Earlier this week, during the Android Show, Google announced the company is rolling out a feature called “Contextual suggestions” that allows Android devices to proactively recommend actions based on your habits, routines and real-world behavior.
Powered by Google’s broader Gemini Intelligence system, the feature could do things like suggest your workout playlist when you arrive at the gym or prompt you to cast a sports game around your usual viewing time.
Google appears to be transforming Android from an operating system you control manually into one that increasingly anticipates what you want before you ask. Essentially making this one of the biggest shifts in smartphone computing since the rise of voice assistants.
Android is becoming proactive instead of reactive

According to a new report from The Verge, Google’s newer Android AI features suggest something different is happening now. Instead of waiting for instructions, Android may increasingly do things such as predict your next action and surface relevant tools automatically. It might start to understand your routines and habits, then suggest suggest actions across apps.
That’s a major shift from “smartphone” to something much closer to an ambient AI system.
Google has already hinted at this through its new “Gemini Intelligence," which the company says will power advanced AI experiences across phones, watches, cars and other devices.
Reports from 9to5Google, suggest some of these features could debut first on future Samsung Galaxy devices including the Galaxy Z Fold 8.
Your phone may start acting more like an AI agent

Google appears to be building toward “agentic” Android devices that can take action instead of simply responding to commands. Rather than constantly opening apps and searching manually, your device may increasingly surface what you need before you even think about it.
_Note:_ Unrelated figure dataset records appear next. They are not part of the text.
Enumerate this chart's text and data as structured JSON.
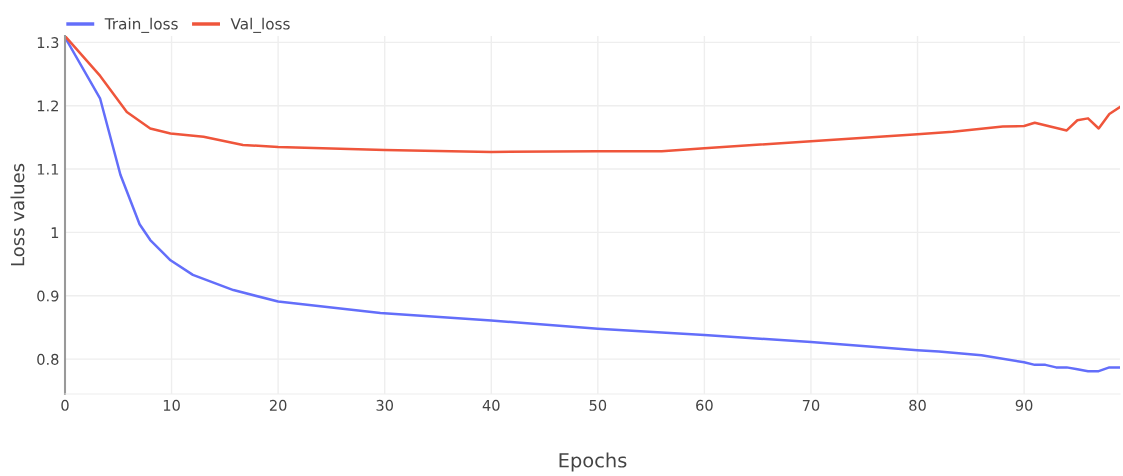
{
  "chart_data": {
    "type": "line",
    "xlabel": "Epochs",
    "ylabel": "Loss values",
    "xlim": [
      0,
      99
    ],
    "xticks": [
      0,
      10,
      20,
      30,
      40,
      50,
      60,
      70,
      80,
      90
    ],
    "ylim": [
      0.745,
      1.31
    ],
    "yticks": [
      0.8,
      0.9,
      {
        "value": 1.0,
        "label": "1"
      },
      1.1,
      1.2,
      1.3
    ],
    "grid": true,
    "legend": "top left",
    "marker": "none",
    "line_style": "solid",
    "series": [
      {
        "name": "Train_loss",
        "color": "#636efa",
        "x": [
          0,
          3.3,
          5.2,
          7,
          8,
          9.9,
          12,
          15.8,
          20,
          29.6,
          40,
          50,
          60,
          70,
          80,
          82,
          86,
          90,
          91,
          92,
          93,
          94,
          95,
          96,
          97,
          98,
          99
        ],
        "values": [
          1.308,
          1.211,
          1.091,
          1.013,
          0.988,
          0.956,
          0.933,
          0.909,
          0.891,
          0.873,
          0.861,
          0.848,
          0.838,
          0.827,
          0.814,
          0.812,
          0.806,
          0.795,
          0.791,
          0.791,
          0.787,
          0.787,
          0.784,
          0.781,
          0.781,
          0.787,
          0.787
        ]
      },
      {
        "name": "Val_loss",
        "color": "#ef553b",
        "x": [
          0,
          3.3,
          5.8,
          8,
          9.9,
          13,
          16.7,
          20,
          30,
          40,
          50,
          56,
          60,
          70,
          80,
          83.3,
          88,
          90,
          91,
          94,
          95,
          96,
          97,
          98,
          99
        ],
        "values": [
          1.31,
          1.247,
          1.19,
          1.164,
          1.156,
          1.151,
          1.138,
          1.135,
          1.13,
          1.127,
          1.128,
          1.128,
          1.133,
          1.144,
          1.155,
          1.159,
          1.167,
          1.168,
          1.173,
          1.161,
          1.177,
          1.18,
          1.164,
          1.187,
          1.198
        ]
      }
    ]
  }
}
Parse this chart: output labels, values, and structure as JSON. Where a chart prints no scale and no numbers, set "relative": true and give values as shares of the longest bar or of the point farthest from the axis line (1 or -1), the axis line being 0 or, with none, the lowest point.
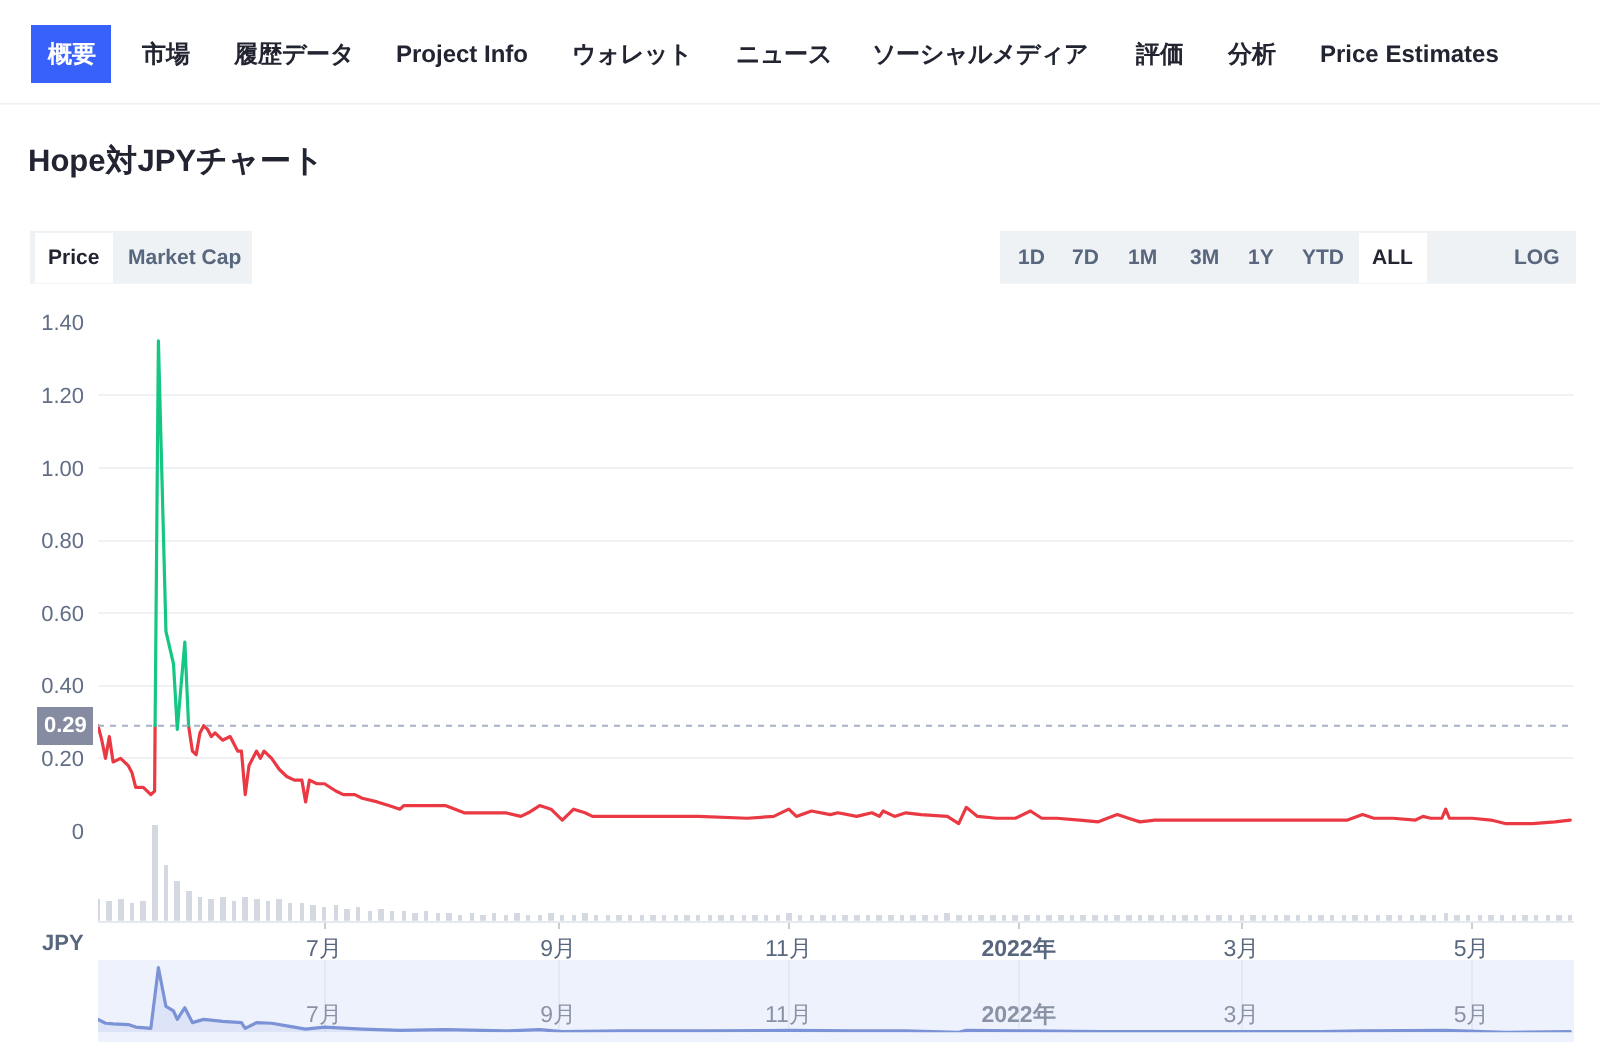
{
  "chart_data": [
    {
      "type": "other",
      "annotations": [
        "概要",
        "市場",
        "履歴データ",
        "Project Info",
        "ウォレット",
        "ニュース",
        "ソーシャルメディア",
        "評価",
        "分析",
        "Price Estimates"
      ]
    },
    {
      "type": "line",
      "title": "Hope対JPYチャート",
      "annotations": [
        "Price",
        "Market Cap",
        "1D",
        "7D",
        "1M",
        "3M",
        "1Y",
        "YTD",
        "ALL",
        "LOG"
      ],
      "xlim": [
        "2021-05-02",
        "2022-05-28"
      ],
      "ylim": [
        0,
        1.4
      ],
      "yticks": [
        0,
        {
          "value": 0.2,
          "label": "0.20"
        },
        {
          "value": 0.4,
          "label": "0.40"
        },
        {
          "value": 0.6,
          "label": "0.60"
        },
        {
          "value": 0.8,
          "label": "0.80"
        },
        {
          "value": 1.0,
          "label": "1.00"
        },
        {
          "value": 1.2,
          "label": "1.20"
        },
        {
          "value": 1.4,
          "label": "1.40"
        }
      ],
      "grid": "y",
      "tick_labels": "y",
      "ref_lines": [
        {
          "axis": "y",
          "value": 0.29,
          "label": "0.29",
          "line_style": "dotted",
          "color": "#a6b0c3"
        }
      ],
      "series": [
        {
          "color": "#ea3943",
          "x": [
            "2021-05-02",
            "2021-05-03",
            "2021-05-04",
            "2021-05-05",
            "2021-05-06",
            "2021-05-08",
            "2021-05-10",
            "2021-05-11",
            "2021-05-12",
            "2021-05-14",
            "2021-05-16",
            "2021-05-17",
            "2021-05-17T03:00",
            "2021-05-20",
            "2021-05-26",
            "2021-05-27",
            "2021-05-28",
            "2021-05-29",
            "2021-05-30",
            "2021-05-31",
            "2021-06-01",
            "2021-06-02",
            "2021-06-04",
            "2021-06-06",
            "2021-06-08",
            "2021-06-09",
            "2021-06-10",
            "2021-06-11",
            "2021-06-13",
            "2021-06-14",
            "2021-06-15",
            "2021-06-17",
            "2021-06-19",
            "2021-06-21",
            "2021-06-23",
            "2021-06-25",
            "2021-06-26",
            "2021-06-27",
            "2021-06-29",
            "2021-07-01",
            "2021-07-04",
            "2021-07-06",
            "2021-07-09",
            "2021-07-11",
            "2021-07-15",
            "2021-07-18",
            "2021-07-21",
            "2021-07-22",
            "2021-07-28",
            "2021-08-02",
            "2021-08-07",
            "2021-08-13",
            "2021-08-18",
            "2021-08-22",
            "2021-08-24",
            "2021-08-27",
            "2021-08-30",
            "2021-09-02",
            "2021-09-05",
            "2021-09-08",
            "2021-09-10",
            "2021-09-18",
            "2021-09-27",
            "2021-10-08",
            "2021-10-21",
            "2021-10-28",
            "2021-11-01",
            "2021-11-03",
            "2021-11-07",
            "2021-11-12",
            "2021-11-14",
            "2021-11-19",
            "2021-11-23",
            "2021-11-25",
            "2021-11-26",
            "2021-11-29",
            "2021-12-02",
            "2021-12-06",
            "2021-12-13",
            "2021-12-16",
            "2021-12-18",
            "2021-12-21",
            "2021-12-26",
            "2021-12-31",
            "2022-01-04",
            "2022-01-07",
            "2022-01-11",
            "2022-01-17",
            "2022-01-22",
            "2022-01-27",
            "2022-01-30",
            "2022-02-02",
            "2022-02-06",
            "2022-02-17",
            "2022-02-28",
            "2022-03-11",
            "2022-03-22",
            "2022-03-29",
            "2022-04-02",
            "2022-04-05",
            "2022-04-10",
            "2022-04-16",
            "2022-04-18",
            "2022-04-20",
            "2022-04-23",
            "2022-04-24",
            "2022-04-25",
            "2022-05-01",
            "2022-05-06",
            "2022-05-10",
            "2022-05-17",
            "2022-05-23",
            "2022-05-27"
          ],
          "values": [
            0.29,
            0.25,
            0.2,
            0.26,
            0.19,
            0.2,
            0.18,
            0.16,
            0.12,
            0.12,
            0.1,
            0.11,
            0.29,
            null,
            0.29,
            0.22,
            0.21,
            0.27,
            0.29,
            0.28,
            0.26,
            0.27,
            0.25,
            0.26,
            0.22,
            0.22,
            0.1,
            0.18,
            0.22,
            0.2,
            0.22,
            0.2,
            0.17,
            0.15,
            0.14,
            0.14,
            0.08,
            0.14,
            0.13,
            0.13,
            0.11,
            0.1,
            0.1,
            0.09,
            0.08,
            0.07,
            0.06,
            0.07,
            0.07,
            0.07,
            0.05,
            0.05,
            0.05,
            0.04,
            0.05,
            0.07,
            0.06,
            0.03,
            0.06,
            0.05,
            0.04,
            0.04,
            0.04,
            0.04,
            0.035,
            0.04,
            0.06,
            0.04,
            0.055,
            0.045,
            0.05,
            0.04,
            0.05,
            0.04,
            0.055,
            0.04,
            0.05,
            0.045,
            0.04,
            0.02,
            0.065,
            0.04,
            0.035,
            0.035,
            0.055,
            0.035,
            0.035,
            0.03,
            0.025,
            0.045,
            0.035,
            0.025,
            0.03,
            0.03,
            0.03,
            0.03,
            0.03,
            0.03,
            0.045,
            0.035,
            0.035,
            0.03,
            0.04,
            0.035,
            0.035,
            0.06,
            0.035,
            0.035,
            0.03,
            0.02,
            0.02,
            0.025,
            0.03
          ]
        },
        {
          "color": "#16c784",
          "x": [
            "2021-05-17T03:00",
            "2021-05-18",
            "2021-05-20",
            "2021-05-22",
            "2021-05-23",
            "2021-05-25",
            "2021-05-26"
          ],
          "values": [
            0.29,
            1.35,
            0.55,
            0.46,
            0.28,
            0.52,
            0.29
          ]
        }
      ]
    },
    {
      "type": "bar",
      "relative": true,
      "color": "#d3d8e1",
      "annotations": [
        "JPY"
      ],
      "tick_labels": "x",
      "xlim": [
        "2021-05-02",
        "2022-05-28"
      ],
      "xticks": [
        {
          "value": "2021-07-01",
          "label": "7月"
        },
        {
          "value": "2021-09-01",
          "label": "9月"
        },
        {
          "value": "2021-11-01",
          "label": "11月"
        },
        {
          "value": "2022-01-01",
          "label": "2022年"
        },
        {
          "value": "2022-03-01",
          "label": "3月"
        },
        {
          "value": "2022-05-01",
          "label": "5月"
        }
      ],
      "x": [
        "2021-05-02",
        "2021-05-05",
        "2021-05-08",
        "2021-05-11",
        "2021-05-14",
        "2021-05-17",
        "2021-05-20",
        "2021-05-23",
        "2021-05-26",
        "2021-05-29",
        "2021-06-01",
        "2021-06-04",
        "2021-06-07",
        "2021-06-10",
        "2021-06-13",
        "2021-06-16",
        "2021-06-19",
        "2021-06-22",
        "2021-06-25",
        "2021-06-28",
        "2021-07-01",
        "2021-07-04",
        "2021-07-07",
        "2021-07-10",
        "2021-07-13",
        "2021-07-16",
        "2021-07-19",
        "2021-07-22",
        "2021-07-25",
        "2021-07-28",
        "2021-07-31",
        "2021-08-03",
        "2021-08-06",
        "2021-08-09",
        "2021-08-12",
        "2021-08-15",
        "2021-08-18",
        "2021-08-21",
        "2021-08-24",
        "2021-08-27",
        "2021-08-30",
        "2021-09-02",
        "2021-09-05",
        "2021-09-08",
        "2021-09-11",
        "2021-09-14",
        "2021-09-17",
        "2021-09-20",
        "2021-09-23",
        "2021-09-26",
        "2021-09-29",
        "2021-10-02",
        "2021-10-05",
        "2021-10-08",
        "2021-10-11",
        "2021-10-14",
        "2021-10-17",
        "2021-10-20",
        "2021-10-23",
        "2021-10-26",
        "2021-10-29",
        "2021-11-01",
        "2021-11-04",
        "2021-11-07",
        "2021-11-10",
        "2021-11-13",
        "2021-11-16",
        "2021-11-19",
        "2021-11-22",
        "2021-11-25",
        "2021-11-28",
        "2021-12-01",
        "2021-12-04",
        "2021-12-07",
        "2021-12-10",
        "2021-12-13",
        "2021-12-16",
        "2021-12-19",
        "2021-12-22",
        "2021-12-25",
        "2021-12-28",
        "2021-12-31",
        "2022-01-03",
        "2022-01-06",
        "2022-01-09",
        "2022-01-12",
        "2022-01-15",
        "2022-01-18",
        "2022-01-21",
        "2022-01-24",
        "2022-01-27",
        "2022-01-30",
        "2022-02-02",
        "2022-02-05",
        "2022-02-08",
        "2022-02-11",
        "2022-02-14",
        "2022-02-17",
        "2022-02-20",
        "2022-02-23",
        "2022-02-26",
        "2022-03-01",
        "2022-03-04",
        "2022-03-07",
        "2022-03-10",
        "2022-03-13",
        "2022-03-16",
        "2022-03-19",
        "2022-03-22",
        "2022-03-25",
        "2022-03-28",
        "2022-03-31",
        "2022-04-03",
        "2022-04-06",
        "2022-04-09",
        "2022-04-12",
        "2022-04-15",
        "2022-04-18",
        "2022-04-21",
        "2022-04-24",
        "2022-04-27",
        "2022-04-30",
        "2022-05-03",
        "2022-05-06",
        "2022-05-09",
        "2022-05-12",
        "2022-05-15",
        "2022-05-18",
        "2022-05-21",
        "2022-05-24",
        "2022-05-27"
      ],
      "values": [
        0.22,
        0.2,
        0.23,
        0.18,
        0.21,
        1.0,
        0.58,
        0.42,
        0.3,
        0.24,
        0.23,
        0.25,
        0.21,
        0.24,
        0.22,
        0.2,
        0.23,
        0.19,
        0.18,
        0.17,
        0.15,
        0.16,
        0.12,
        0.14,
        0.11,
        0.12,
        0.1,
        0.11,
        0.09,
        0.1,
        0.08,
        0.09,
        0.07,
        0.08,
        0.07,
        0.09,
        0.06,
        0.08,
        0.07,
        0.06,
        0.08,
        0.07,
        0.06,
        0.08,
        0.06,
        0.07,
        0.05,
        0.06,
        0.07,
        0.05,
        0.06,
        0.06,
        0.05,
        0.07,
        0.06,
        0.05,
        0.06,
        0.05,
        0.07,
        0.06,
        0.05,
        0.08,
        0.06,
        0.05,
        0.07,
        0.06,
        0.05,
        0.06,
        0.07,
        0.05,
        0.06,
        0.05,
        0.06,
        0.07,
        0.05,
        0.08,
        0.06,
        0.05,
        0.06,
        0.05,
        0.06,
        0.05,
        0.06,
        0.05,
        0.06,
        0.05,
        0.05,
        0.06,
        0.05,
        0.07,
        0.05,
        0.05,
        0.05,
        0.06,
        0.05,
        0.05,
        0.06,
        0.05,
        0.05,
        0.06,
        0.05,
        0.05,
        0.06,
        0.05,
        0.05,
        0.06,
        0.05,
        0.05,
        0.06,
        0.05,
        0.05,
        0.06,
        0.07,
        0.05,
        0.06,
        0.05,
        0.06,
        0.05,
        0.06,
        0.08,
        0.05,
        0.06,
        0.07,
        0.05,
        0.06,
        0.05,
        0.05,
        0.06,
        0.05,
        0.05,
        0.06
      ]
    },
    {
      "type": "area",
      "relative": true,
      "color": "#7b93d6",
      "tick_labels": "x",
      "grid": "x",
      "xlim": [
        "2021-05-02",
        "2022-05-28"
      ],
      "xticks": [
        {
          "value": "2021-07-01",
          "label": "7月"
        },
        {
          "value": "2021-09-01",
          "label": "9月"
        },
        {
          "value": "2021-11-01",
          "label": "11月"
        },
        {
          "value": "2022-01-01",
          "label": "2022年"
        },
        {
          "value": "2022-03-01",
          "label": "3月"
        },
        {
          "value": "2022-05-01",
          "label": "5月"
        }
      ],
      "x": [
        "2021-05-02",
        "2021-05-04",
        "2021-05-06",
        "2021-05-10",
        "2021-05-12",
        "2021-05-16",
        "2021-05-18",
        "2021-05-20",
        "2021-05-22",
        "2021-05-23",
        "2021-05-25",
        "2021-05-27",
        "2021-05-30",
        "2021-06-04",
        "2021-06-09",
        "2021-06-10",
        "2021-06-13",
        "2021-06-17",
        "2021-06-21",
        "2021-06-26",
        "2021-07-01",
        "2021-07-11",
        "2021-07-21",
        "2021-08-02",
        "2021-08-18",
        "2021-08-27",
        "2021-09-02",
        "2021-09-18",
        "2021-10-08",
        "2021-11-01",
        "2021-11-19",
        "2021-12-02",
        "2021-12-16",
        "2021-12-18",
        "2022-01-04",
        "2022-01-22",
        "2022-02-17",
        "2022-03-22",
        "2022-04-02",
        "2022-04-24",
        "2022-05-10",
        "2022-05-27"
      ],
      "values": [
        0.2,
        0.14,
        0.13,
        0.12,
        0.08,
        0.06,
        1.0,
        0.4,
        0.33,
        0.2,
        0.38,
        0.15,
        0.2,
        0.17,
        0.15,
        0.06,
        0.15,
        0.14,
        0.1,
        0.05,
        0.08,
        0.05,
        0.03,
        0.04,
        0.02,
        0.04,
        0.01,
        0.02,
        0.02,
        0.03,
        0.02,
        0.02,
        0.0,
        0.03,
        0.02,
        0.01,
        0.01,
        0.01,
        0.02,
        0.03,
        0.0,
        0.01
      ]
    }
  ]
}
Additionally, Google is also trying to solve the privacy problem. One reason this rollout could resonate with users is that Google reportedly says many of these Contextual suggestions happen locally on-device in an encrypted environment rather than entirely in the cloud.
That’s important because one of the biggest concerns around AI assistants is how much personal data they collect and process remotely. If Android can anticipate behavior while keeping more processing on-device, Google may be able to position these features as faster, more personalized and less dependent on cloud serves while also being more private.
That mirrors a broader industry trend toward local AI processing, where phones increasingly use onboard AI hardware instead of relying entirely on remote data centers.
Bottom line
Google’s latest Android direction points toward predictive computing. Instead of interacting with AI occasionally, users may soon live inside AI-powered operating systems that continuously adapt to behavior, context and routines in real time.
And if Google succeeds, Android phones could change the way we use smartphones forever.